あの国民的J-RPGシリーズを開発するオルカを訪問【ファミキャリ!会社探訪(25)】

2015/05/28 更新
あの国民的J-RPGシリーズを開発するオルカを訪問【ファミキャリ!会社探訪(25)】

“ファミキャリ!会社探訪”第25回はオルカ!

 オルカは2011年に設立された新しい会社ながら、ナムコ(現バンダイナムコエンターテインメント)やセガ(現セガゲームス)といった多くのゲームメーカーで活躍したクリエイターが在籍している実力派。今回は、会社設立にも携わった取締役の古林雅俊氏と、担当プロジェクトで日々忙しく奔走しているプロデューサーの高橋徹氏に話を聞いた。

古林 雅俊氏
オルカ 取締役
高橋 徹氏
オルカ プロデューサー

気心の知れたクリエイターが揃う実力派集団

――まず、おふたりの経歴から簡単に教えてください。
古林雅俊氏(以下、古林) 私はナムコからゲーム業界に入りました。入ってからは、初代プレイステーションなど、当時の次世代機用ゲームの開発に携わることになりました。正式に開発参加したのは『リッジレーサー レボリューション』からですが、ゲーム業界に入ってからは約22年になりますね。
 その後、弊社代表の岩崎(★山へんに立+可)(拓矢氏)が当時在籍していたキャビアにお世話になることになりました。キャビアには、ナムコ時代の仲間もたくさんいました。キャビアではプログラマーとして、スクウェア・エニックスさんの『ドラッグ オン ドラグーン1・2』や『ニーア レプリカント』、『ニーア ゲシュタルト』などを作らせていただきましたが、その縁もあってスクウェア・エニックスさんとは現在でもお付き合いが続いています。それからAQインタラクティブ(現マーベラス)を経て、2011年に岩崎とこの会社を作ることになりました。スクウェア・エニックスさんとずっとお仕事をさせていただいたということもあり、オルカに『ドラゴンクエストX オンライン』(以下、『DQX』)を手伝ってほしいというお話をいただきました。

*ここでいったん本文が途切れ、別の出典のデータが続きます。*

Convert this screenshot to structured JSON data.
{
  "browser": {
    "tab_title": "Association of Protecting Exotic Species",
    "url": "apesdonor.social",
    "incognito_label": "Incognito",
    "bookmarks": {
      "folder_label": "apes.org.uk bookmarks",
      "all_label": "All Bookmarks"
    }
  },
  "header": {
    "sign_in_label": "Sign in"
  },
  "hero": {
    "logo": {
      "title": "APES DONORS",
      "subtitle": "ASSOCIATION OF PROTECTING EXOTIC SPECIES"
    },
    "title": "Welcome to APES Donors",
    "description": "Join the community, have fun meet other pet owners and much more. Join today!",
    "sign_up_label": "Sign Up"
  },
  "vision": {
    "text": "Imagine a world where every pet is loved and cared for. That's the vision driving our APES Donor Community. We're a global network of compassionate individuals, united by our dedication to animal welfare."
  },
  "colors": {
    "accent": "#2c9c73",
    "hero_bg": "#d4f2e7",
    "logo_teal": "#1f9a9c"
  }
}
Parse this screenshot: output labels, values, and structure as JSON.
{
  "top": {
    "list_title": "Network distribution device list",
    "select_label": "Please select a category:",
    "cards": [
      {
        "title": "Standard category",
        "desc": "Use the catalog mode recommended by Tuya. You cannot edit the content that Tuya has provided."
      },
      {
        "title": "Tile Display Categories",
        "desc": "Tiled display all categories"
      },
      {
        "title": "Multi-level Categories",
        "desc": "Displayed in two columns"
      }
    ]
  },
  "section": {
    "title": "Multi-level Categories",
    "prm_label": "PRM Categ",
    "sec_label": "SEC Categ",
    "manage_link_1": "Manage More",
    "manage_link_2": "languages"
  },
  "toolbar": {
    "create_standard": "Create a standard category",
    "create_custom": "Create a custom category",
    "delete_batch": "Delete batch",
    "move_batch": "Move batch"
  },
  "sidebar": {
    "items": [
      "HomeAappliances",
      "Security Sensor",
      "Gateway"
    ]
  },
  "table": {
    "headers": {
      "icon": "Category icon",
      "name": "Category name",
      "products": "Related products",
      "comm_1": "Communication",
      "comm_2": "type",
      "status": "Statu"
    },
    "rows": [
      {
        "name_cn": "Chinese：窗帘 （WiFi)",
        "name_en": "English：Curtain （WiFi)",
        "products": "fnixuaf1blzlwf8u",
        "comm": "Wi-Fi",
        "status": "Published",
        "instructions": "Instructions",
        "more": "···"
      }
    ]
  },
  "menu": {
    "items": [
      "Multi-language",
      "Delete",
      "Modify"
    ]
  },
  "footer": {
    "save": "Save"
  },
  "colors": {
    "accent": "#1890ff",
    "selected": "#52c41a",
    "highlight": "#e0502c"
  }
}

――古林さんは取締役という肩書ですが、実際にはどういった業務を?
古林 取締役なので、実作業をすることもないかとも思ったのですが、ふつうにプログラム仕事をしています(笑)。加えて、直接実作業ができないプロジェクトのスケジュールや人員調整もしています。

――会社は移り変わっていますが、スタッフは気心の知れた方々といっしょにお仕事をされているようですね。
古林 そうですね。弊社にいるスタッフの多くは、いままでいっしょに仕事をしてきたことがある気心が知れた人が集まった形ですかね。

――高橋さんはどういった経緯なのですか?
高橋徹氏(以下、高橋) もともとはCGの仕事をしていました。CG会社とゲームメーカーが近しい関係だった時期で、ゲームにもCGを多用しました。当時勤めていたCG会社がカプコンさんから受託の仕事をして、『バイオハザード:コードベロニカ』や『ディノクライシス2』の映像をやらせていただいたこともあり、そのまま大阪のカプコンに入ることになりました。それがゲーム業界に入ったきっかけですね。

――古林さんとは正反対のような事例ですね。
高橋 そうです。たまたまゲーム業界に入れました(笑)。カプコンでは『鬼武者2』の開発にデザイナーとして関わった後、デザイナーとプランナーの両方をこなすようになりました。ただ、もう少し制作寄りの仕事をやってみたいという思いが強くなって、プロジェクトが終了した時に転職する決意をしました。CG会社時代の知人が岩崎と知り合いで、岩崎が制作業務に興味のある人を探しているということで会うことになり、そのままキャビアに入ることになりました。ちなみに古林は、キャビアで開発部長をしており、すでに偉い人でしたよ(笑)。キャビアでは『バイオハザード:アンブレラクロニクル』や、AQインタラクティブでリリースしたXbox 360タイトルの『バレットウィッチ』のプロデューサーなどを担当しました。その後、家庭用ゲーム以外のゲームの仕事にも興味が出てきて、ネットワークを介したクラウドゲームサービスを展開する会社やソーシャルゲームの会社にいたこともありました。それからしばらくして、オルカの新プロジェクトでプロデューサーができる人を探しているという相談を岩崎から受け、去年の11月にオルカに入ることになりました。コアなスタッフは、キャビア時代から知っているメンバーなので、まったく知らない会社に入るよりは、仕事がしやすい環境です。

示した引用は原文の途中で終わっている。